MOVIES No sugarcoating for 'Layer Cake'
The grim and gritty movie is a no-holds-barred ride through the underworld.
By PHIL VILLARREAL
Try to get past that terrible title, "Layer Cake," and you'll taste the full flavor of the apex of the modern British crime film.
The title, a hyperextended metaphor for the hierarchy of the business world, criminal and otherwise, makes the movie sound like something sweet and fluffy for dining with fine silverware. What you actually get is a stale crumpet to dip in hypercaffeinated, lukewarm tea while dodging a hail of bullets.
That's the oddly fulfilling taste of the underworld, and don't complain about it unless you want a gut punch and a ride in the trunk. This world of drug deals gone bad, high-rolling and staredowns is all business. You don't love the life, you endure it. And it's all for the smell of a roll of pounds to launder into a golden parachute that will let you bail from the game while you've still got all your appendages.
A directoral feat
Director Matthew Vaughn's hardcase film, while spotted with occasional laughs, doesn't glorify or cheapen the criminal experience in the way so many others in the threadbare genre do. It stomps your face in the mud and makes you fear for, instead of idolize, its protagonist.
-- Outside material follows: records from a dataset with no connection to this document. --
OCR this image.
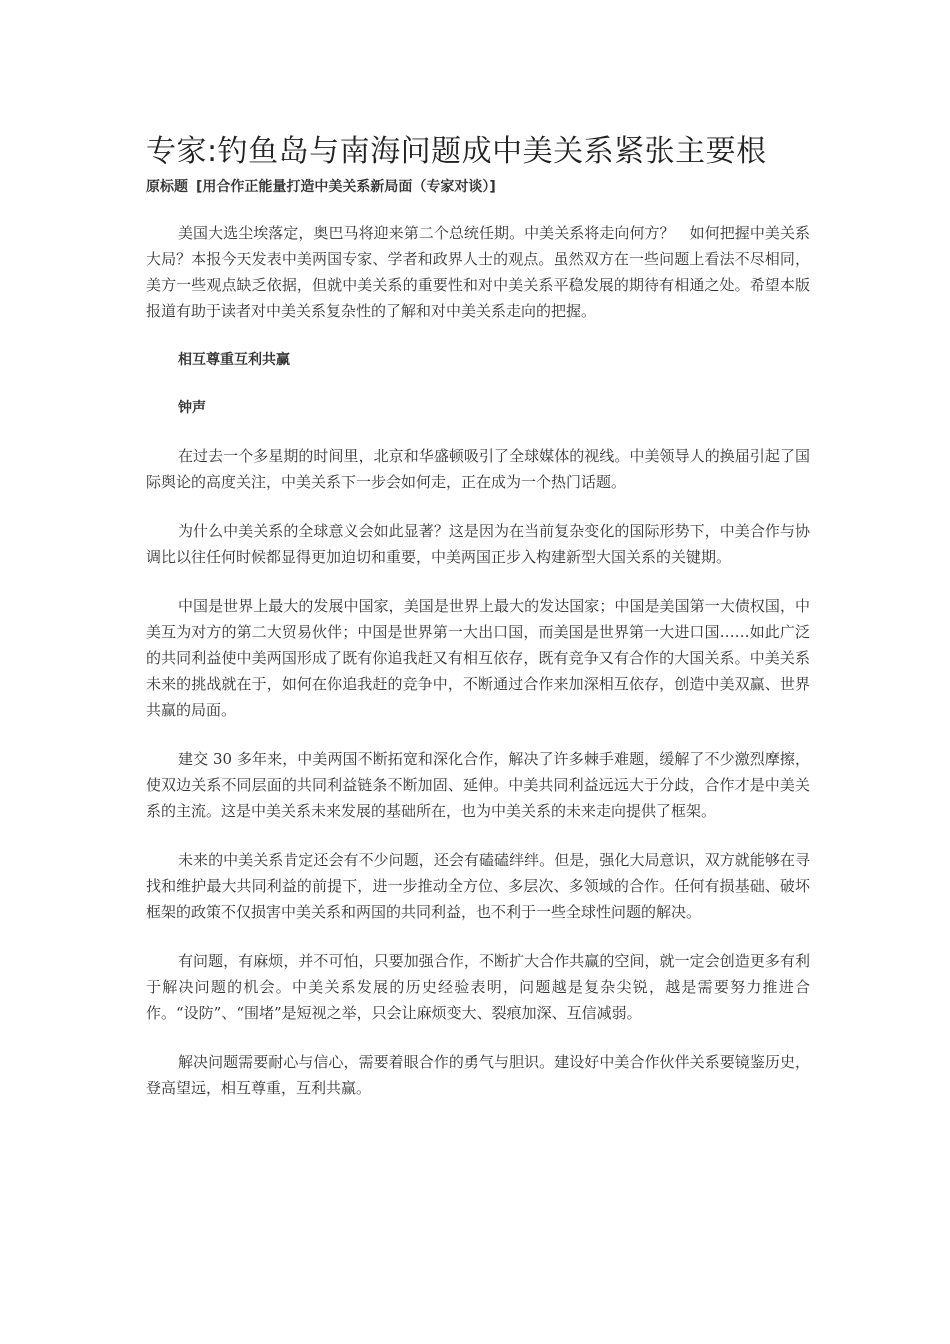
专家:钓鱼岛与南海问题成中美关系紧张主要根
原标题 [用合作正能量打造中美关系新局面（专家对谈）]

美国大选尘埃落定，奥巴马将迎来第二个总统任期。中美关系将走向何方？　如何把握中美关系大局？本报今天发表中美两国专家、学者和政界人士的观点。虽然双方在一些问题上看法不尽相同，美方一些观点缺乏依据，但就中美关系的重要性和对中美关系平稳发展的期待有相通之处。希望本版报道有助于读者对中美关系复杂性的了解和对中美关系走向的把握。

相互尊重互利共赢
钟声

在过去一个多星期的时间里，北京和华盛顿吸引了全球媒体的视线。中美领导人的换届引起了国际舆论的高度关注，中美关系下一步会如何走，正在成为一个热门话题。

为什么中美关系的全球意义会如此显著？这是因为在当前复杂变化的国际形势下，中美合作与协调比以往任何时候都显得更加迫切和重要，中美两国正步入构建新型大国关系的关键期。

中国是世界上最大的发展中国家，美国是世界上最大的发达国家；中国是美国第一大债权国，中美互为对方的第二大贸易伙伴；中国是世界第一大出口国，而美国是世界第一大进口国……如此广泛的共同利益使中美两国形成了既有你追我赶又有相互依存，既有竞争又有合作的大国关系。中美关系未来的挑战就在于，如何在你追我赶的竞争中，不断通过合作来加深相互依存，创造中美双赢、世界共赢的局面。

建交 30 多年来，中美两国不断拓宽和深化合作，解决了许多棘手难题，缓解了不少激烈摩擦，使双边关系不同层面的共同利益链条不断加固、延伸。中美共同利益远远大于分歧，合作才是中美关系的主流。这是中美关系未来发展的基础所在，也为中美关系的未来走向提供了框架。

未来的中美关系肯定还会有不少问题，还会有磕磕绊绊。但是，强化大局意识，双方就能够在寻找和维护最大共同利益的前提下，进一步推动全方位、多层次、多领域的合作。任何有损基础、破坏框架的政策不仅损害中美关系和两国的共同利益，也不利于一些全球性问题的解决。

有问题，有麻烦，并不可怕，只要加强合作，不断扩大合作共赢的空间，就一定会创造更多有利于解决问题的机会。中美关系发展的历史经验表明，问题越是复杂尖锐，越是需要努力推进合作。“设防”、“围堵”是短视之举，只会让麻烦变大、裂痕加深、互信减弱。

解决问题需要耐心与信心，需要着眼合作的勇气与胆识。建设好中美合作伙伴关系要镜鉴历史，登高望远，相互尊重，互利共赢。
Vaughn, who produced Guy Ritchie's British Tarantino knockoffs, "Lock, Stock and Two Smoking Barrels" and "Snatch," comes into his own as a defined cinematic voice. "Layer Cake" is as tough to follow and unsanitary as those films, but in taking itself seriously, it manages to surpass its cousins.
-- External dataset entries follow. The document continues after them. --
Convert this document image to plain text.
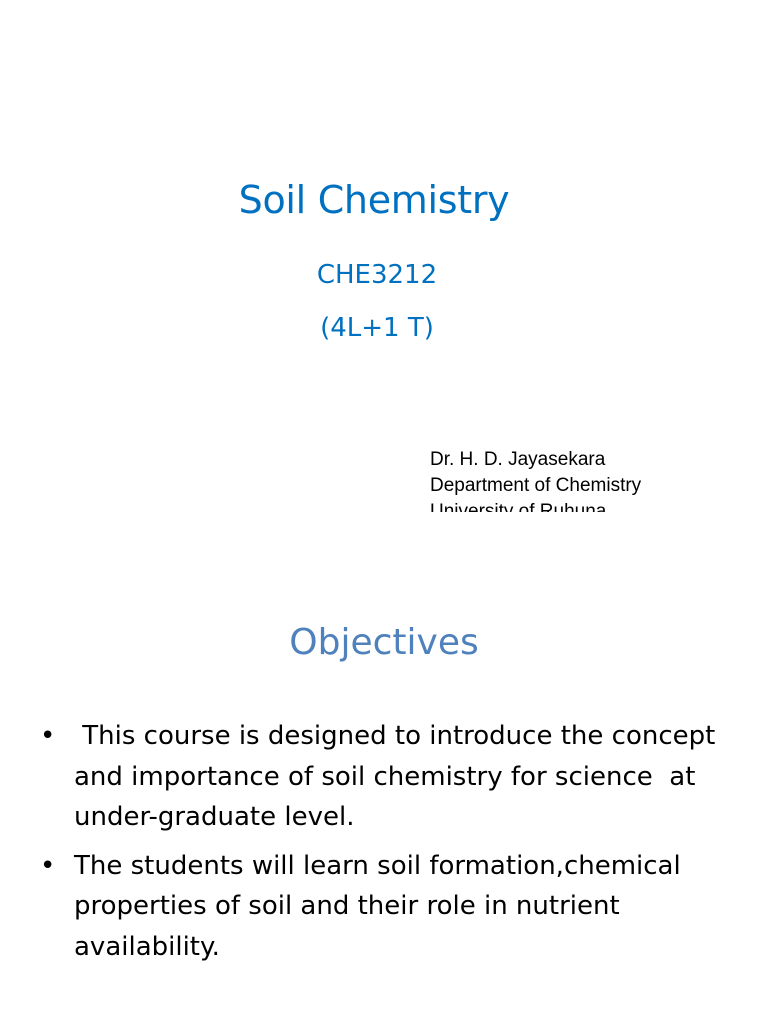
Soil Chemistry
CHE3212
(4L+1 T)
Dr. H. D. Jayasekara
Department of Chemistry
Objectives
• This course is designed to introduce the concept and importance of soil chemistry for science  at under-graduate level.
• The students will learn soil formation,chemical properties of soil and their role in nutrient availability.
"Sprinting Through Quicksand" would be a more apt title for the yarn of an unnamed middle-management drug dealer played by Daniel Craig ("Sylvia").
The Craig character, cool and on top of things, starts off by defining his strict rules of operation, which include avoiding loud attention-getters and treating your operation with proper, unemotional risk management. And then he proceeds to break those rules in a tumble into the darkest depths of the underworld.
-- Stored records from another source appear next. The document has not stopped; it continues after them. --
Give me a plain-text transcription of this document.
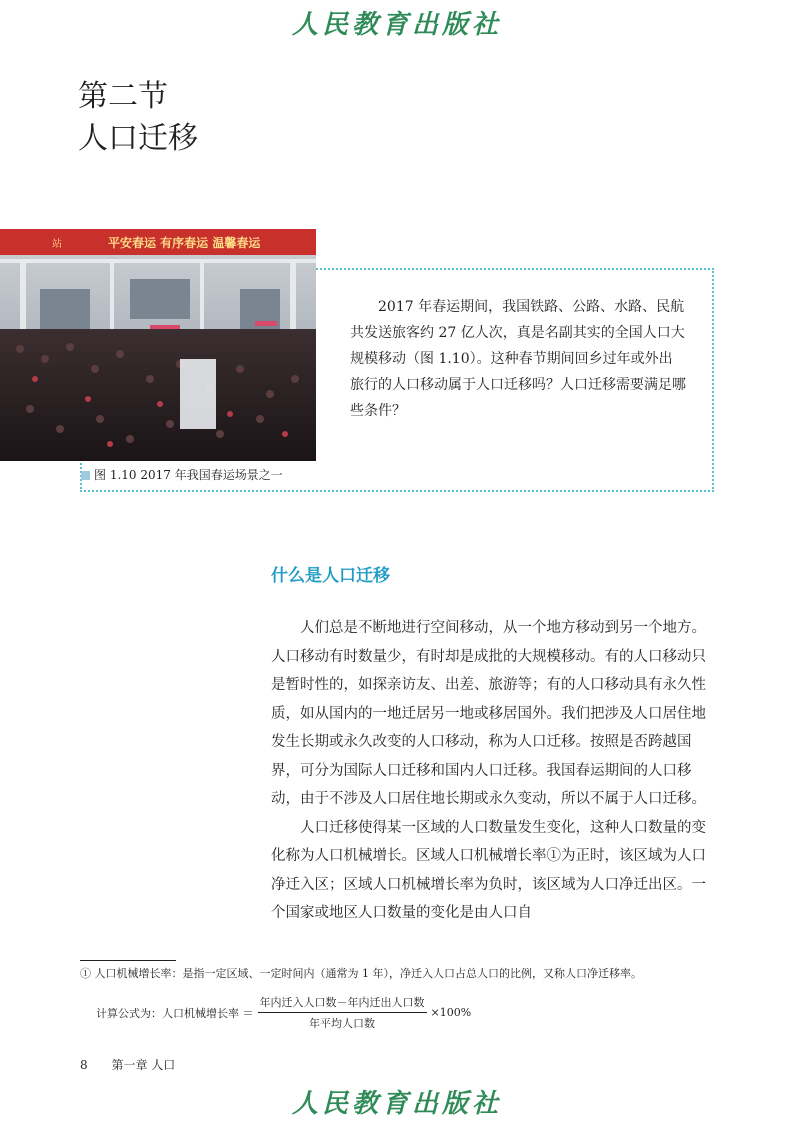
人民教育出版社
第二节
人口迁移
平安春运 有序春运 温馨春运
站

2017 年春运期间，我国铁路、公路、水路、民航共发送旅客约 27 亿人次，真是名副其实的全国人口大规模移动（图 1.10）。这种春节期间回乡过年或外出旅行的人口移动属于人口迁移吗？人口迁移需要满足哪些条件？

图 1.10 2017 年我国春运场景之一
什么是人口迁移

人们总是不断地进行空间移动，从一个地方移动到另一个地方。人口移动有时数量少，有时却是成批的大规模移动。有的人口移动只是暂时性的，如探亲访友、出差、旅游等；有的人口移动具有永久性质，如从国内的一地迁居另一地或移居国外。我们把涉及人口居住地发生长期或永久改变的人口移动，称为人口迁移。按照是否跨越国界，可分为国际人口迁移和国内人口迁移。我国春运期间的人口移动，由于不涉及人口居住地长期或永久变动，所以不属于人口迁移。

人口迁移使得某一区域的人口数量发生变化，这种人口数量的变化称为人口机械增长。区域人口机械增长率①为正时，该区域为人口净迁入区；区域人口机械增长率为负时，该区域为人口净迁出区。一个国家或地区人口数量的变化是由人口自

① 人口机械增长率：是指一定区域、一定时间内（通常为 1 年），净迁入人口占总人口的比例，又称人口净迁移率。
计算公式为：人口机械增长率 ＝ $\frac{\text{年内迁入人口数－年内迁出人口数}}{\text{年平均人口数}} \times 100\%$
8 第一章 人口
人民教育出版社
Having filtered drug money through a real estate front, the Craig character is on the verge of early retirement. He is pulled into a minefield by his supplier, Jimmy (Kenneth Cranham), who commands Craig to find a daughter of the big boss, Gazza (Michael Gambon), and move a super-sized load of ecstasy stolen by the loose-cannon underling, Duke (Jamie Forman).
Craig gets it from both sides while attempting to pull off the jobs, deflecting heat from his bosses while dealing with his sometimes incompetent employees. It's not a good time to start up a relationship, but in saunters an irresistible clubber named Tammy (Sienna Miller), whose looks may literally kill.
That sinking feeling
Craig is in complete Steve McQueen mode, projecting a stoic, self-assured inner calm with the ability to unleash surgically precise fury when need be.
He is a string-puller and negotiator, making things up as he goes along, sinking an inch deeper with each move.
Business rules don't quite account for daughters who don't want to be found, and stolen ecstacy does not elude its proper owners without a fight. Deeper and deeper you sink, and here come the bullets. Nothing sweet here, and a stale crumpet and bad tea don't sound so bad right about now, because anything tastes better than a mouthful of hot lead.